As the fashion circuit opens us to shooting and getting back to work, these rituals become challenging in the course of their work. Recently, stylist Aastha Sharma shot a fashion shoot wearing a PPE kit. It wasn’t easy, she says, “We shot after 93 days!We were in a PPE kit for 6+ hours and it was a challenge, “ she says. As a stylist working with a client means ensuring their safety is top priority, she says now one can’t shoot like before. “It can’t be like before, now we have to plan more, we got the garments and accessories in advance, they were sanitised before sent for fitting – garments were dipped in dettol, then sprayed with 99% alcohol and later kept to dry for 24 hours – once they came back from fittings, we had to do the same process again. We have to make sure the garments are not touched by multiple hands and sanitised before giving to the client,” elaborates Aastha Sharma.

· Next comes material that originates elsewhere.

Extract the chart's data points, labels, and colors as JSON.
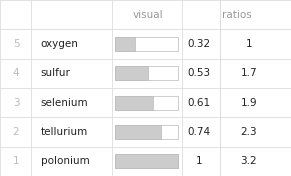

While increase in planning and shooting time is one aspect, the other is change in the on-shoot experience. Stylist Ayesha Amiin Nigam, who shot after three months, says it was quite an experience to plan and execute the shoot. ”The biggest difference was of course that the client was not on set.That is a big challenge for a team as the client can’t see exactly what is going on – and also cannot feel the energy which is on set – so there could be a disconnect. We got the designer on a zoom call so that she could see what was happening. Secondly, for me as a stylist it was extremely difficult to not keep fixing the models. I tried my very best but with layered clothing or Indian clothes need flair or a certain structure which needs constant fixing which was quite difficult,” she confesses.
Moreover, receiving couriers was a challenge, as it wasn’t certain when exactly the clothes for the shoot would reach the stylist. “The courier services are becoming more and more challenging and they took almost 10 days to deliver the parcels to my stylist in Delhi from Nagpur. Due to which the date of the shoot kept moving,” says designer Nikita Mhaisalkar who recently shot her lookbook.
Another issue was less people on set and getting a model in times like these. “Finding a lot of options for models was also challenging as a lot of girls have moved back to their hometowns due to lack of work since the last three months,” adds Mhaisalkar.